Nanorana maculosa
- Conservation status: Vulnerable (IUCN 3.1)

Scientific classification
- Kingdom: Animalia
- Phylum: Chordata
- Class: Amphibia
- Order: Anura
- Family: Dicroglossidae
- Genus: Nanorana
- Species: N. maculosa
- Binomial name: Nanorana maculosa (Liu, Hu, and Yang, 1960)
- Synonyms: Rana maculosa Liu, Hu, and Yang, 1960); Paa maculosa (Liu, Hu, and Yang, 1960);

= Nanorana maculosa =

- Authority: (Liu, Hu, and Yang, 1960)
- Conservation status: VU
- Synonyms: Rana maculosa Liu, Hu, and Yang, 1960), Paa maculosa (Liu, Hu, and Yang, 1960)

Species of amphibian

Nanorana maculosa (common names: spotted paa frog, Piebald spiny frog) is a species of frog in the family Dicroglossidae.

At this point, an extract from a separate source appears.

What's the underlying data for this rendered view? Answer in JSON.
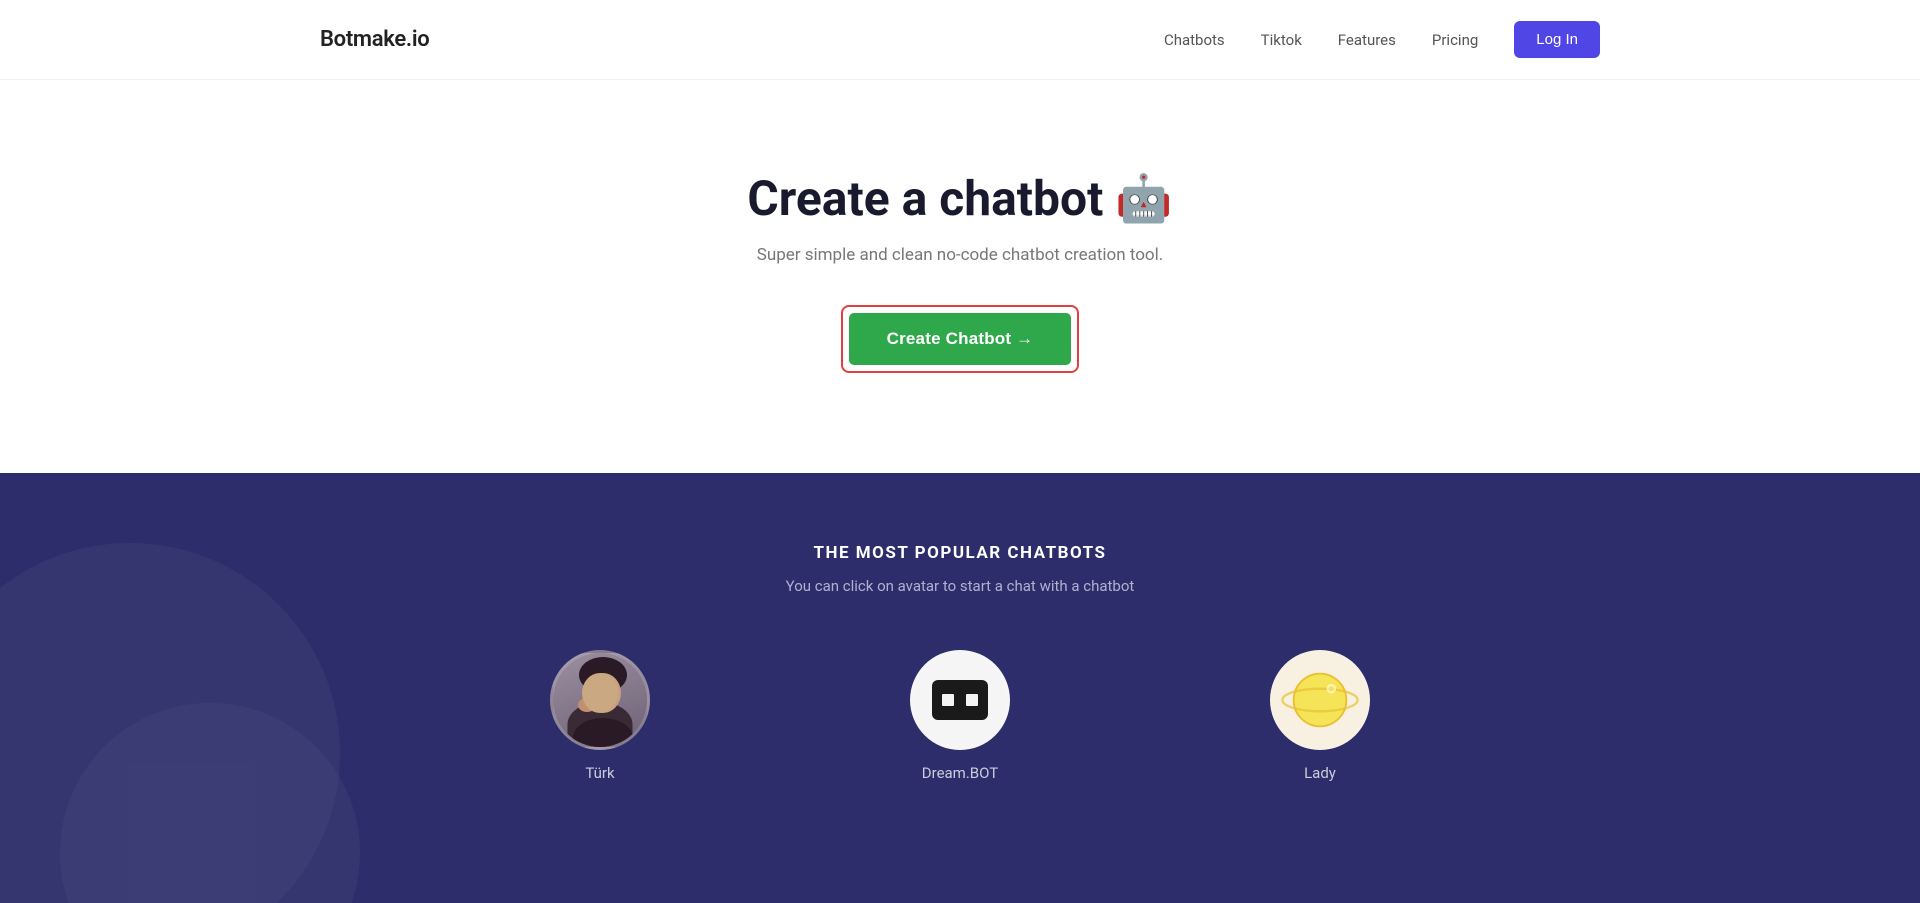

It is endemic to central Yunnan, China, where it occurs in Jingdong County and Shuangbai County. This rare frog inhabits forest streams. It is threatened primarily by collection for human consumption. It is currently protected by the Ailaoshan and Wuliangshan National Nature Reserves.

Nanorana maculosa are relatively large frogs: males grow to a snout–vent length of about 86 mm and females to 83 mm. Tadpoles are up to 46 mm in length.